Structural Inequalities within the Classroom

Following our workshop on Tuesday, we were asked to reflect upon the task we were set and how it displayed the structural inequalities present within the classroom.  The task involved being split into five groups, where we were all given an envelope containing resources such as card, pens, paperclips etc.  We were asked to make a resource that would aid in facilitating a first year student’s transition into university.

Within our group, we collectively decided that we would construct a poster containing helpful sources of information, such as a campus map, matriculation events and city bus times, all within one place.  The aim of the poster was for all first year students to find the information they required in one compact resource.  As first year students ourselves, we understood the difficulty involved in our first week and managing to attend the correct events in the most efficient way.  Also, whilst creating our resources, we designed an ice-breaker game out of the leftover card for students to play in order to get to know one another better.

Once we had completed our resources, we were each asked in turn, as a group, to present our ideas to the rest of our peers.  As our group presented our ideas to the class, we noticed that the lecturer did not seem overly enthusiastic with our idea, unlike how she acted with other groups.  We were later graded on the activity and were very disappointed in the results, as a group whose idea was very similar to our own, scored quite highly.

We later learned that the workshop had an underlying purpose.  As each group was so invested in their activity, they did not recognise the structural inequalities happening around them.  Two of the groups actually had more resources than anyone else, and as a result, the lecturer purposely helped them a lot more and showed more enthusiasm whilst they displayed their ideas.

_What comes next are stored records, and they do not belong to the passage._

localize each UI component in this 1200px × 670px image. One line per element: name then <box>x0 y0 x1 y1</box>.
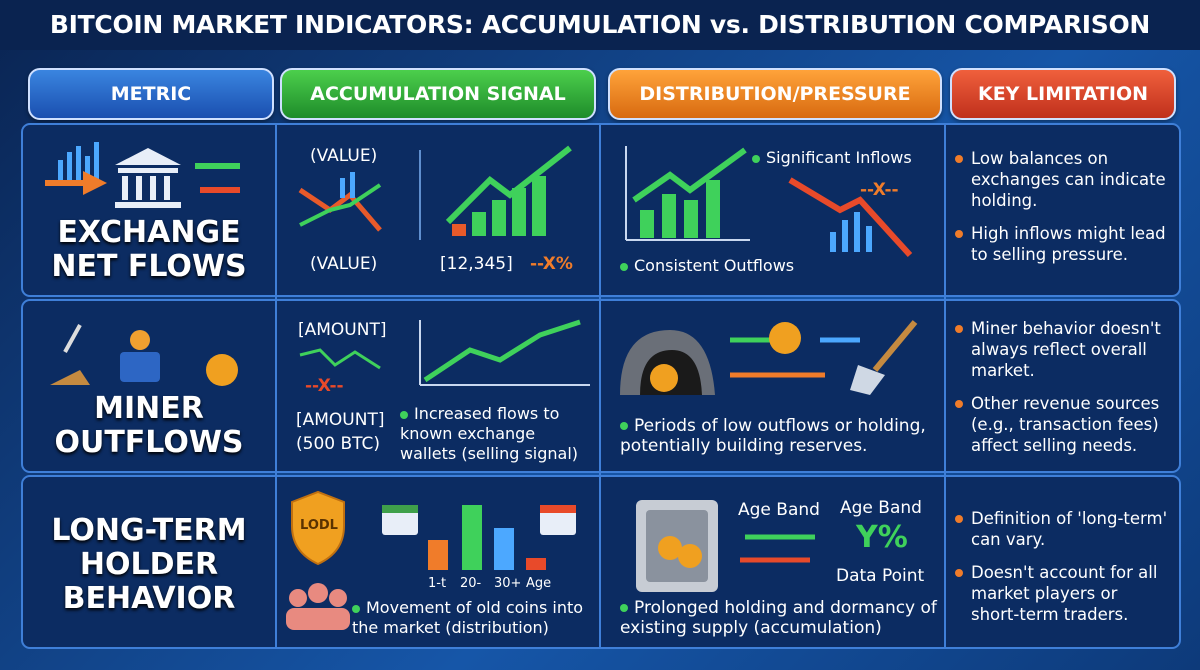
metric-line: EXCHANGE <box>57 215 241 250</box>
limitations: Definition of 'long-term' can vary. Doesn… <box>955 508 1170 637</box>
limitation: Definition of 'long-term' can vary. <box>955 508 1170 550</box>
label: LODL <box>300 518 338 533</box>
header: METRIC <box>28 68 274 120</box>
metric: LONG-TERM HOLDER BEHAVIOR <box>22 514 276 616</box>
label: --X-- <box>305 376 344 396</box>
metric-line: NET FLOWS <box>51 249 247 284</box>
note: Movement of old coins into the market (d… <box>352 598 592 638</box>
note: Periods of low outflows or holding, pote… <box>620 416 938 456</box>
label: (VALUE) <box>310 254 378 274</box>
header: KEY LIMITATION <box>950 68 1176 120</box>
label: (VALUE) <box>310 146 378 166</box>
label: Data Point <box>836 566 925 586</box>
label: [AMOUNT] <box>296 410 385 430</box>
note: Prolonged holding and dormancy of existi… <box>620 598 937 638</box>
label: [AMOUNT] <box>298 320 387 340</box>
limitation: Doesn't account for all market players o… <box>955 562 1170 625</box>
label: Age <box>526 576 552 591</box>
label: 20- <box>460 576 482 591</box>
label: Y% <box>856 520 908 555</box>
metric: MINER OUTFLOWS <box>22 392 276 460</box>
label: 30+ <box>494 576 522 591</box>
label: Age Band <box>840 498 922 518</box>
metric: EXCHANGE NET FLOWS <box>22 216 276 284</box>
note: Increased flows to known exchange wallet… <box>400 404 595 464</box>
metric-line: LONG-TERM <box>51 513 247 548</box>
limitation: High inflows might lead to selling press… <box>955 223 1170 265</box>
header: ACCUMULATION SIGNAL <box>280 68 596 120</box>
label: [12,345] <box>440 254 513 274</box>
title: BITCOIN MARKET INDICATORS: ACCUMULATION … <box>0 0 1200 50</box>
metric-line: MINER <box>94 391 204 426</box>
label: --X-- <box>860 180 899 200</box>
label: --X% <box>530 254 573 274</box>
label: Consistent Outflows <box>620 256 794 276</box>
label: Significant Inflows <box>752 148 912 168</box>
limitations: Low balances on exchanges can indicate h… <box>955 148 1170 277</box>
limitation: Other revenue sources (e.g., transaction… <box>955 393 1170 456</box>
label: (500 BTC) <box>296 434 381 454</box>
limitation: Miner behavior doesn't always reflect ov… <box>955 318 1170 381</box>
metric-line: HOLDER <box>79 547 219 582</box>
label: Age Band <box>738 500 820 520</box>
label: 1-t <box>428 576 447 591</box>
metric-line: BEHAVIOR <box>62 581 236 616</box>
limitation: Low balances on exchanges can indicate h… <box>955 148 1170 211</box>
limitations: Miner behavior doesn't always reflect ov… <box>955 318 1170 468</box>
metric-line: OUTFLOWS <box>54 425 244 460</box>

The purpose of the workshop was to indicate the inequality that can sometimes take place within a classroom.  The workshop directly relates to the GTCS SPR’s four main areas including Social Justice, Integrity, Trust and Respect and Professional Commitment.  Social Justice reflects how we should treat everyone  equally and be inclusive within society. Integrity refers to how we should demonstrate traits such as openness and honesty.  In reference to Trust and Respect, the workshop highlights the importance of the commitment a teacher must have in order to inspire and encourage all pupils to succeed, regardless of their individual needs and barriers.  The final area relates to  Professional Commitment, which addresses how we must engage with all members of the educational society, which was particularly emphasised within the workshop activity.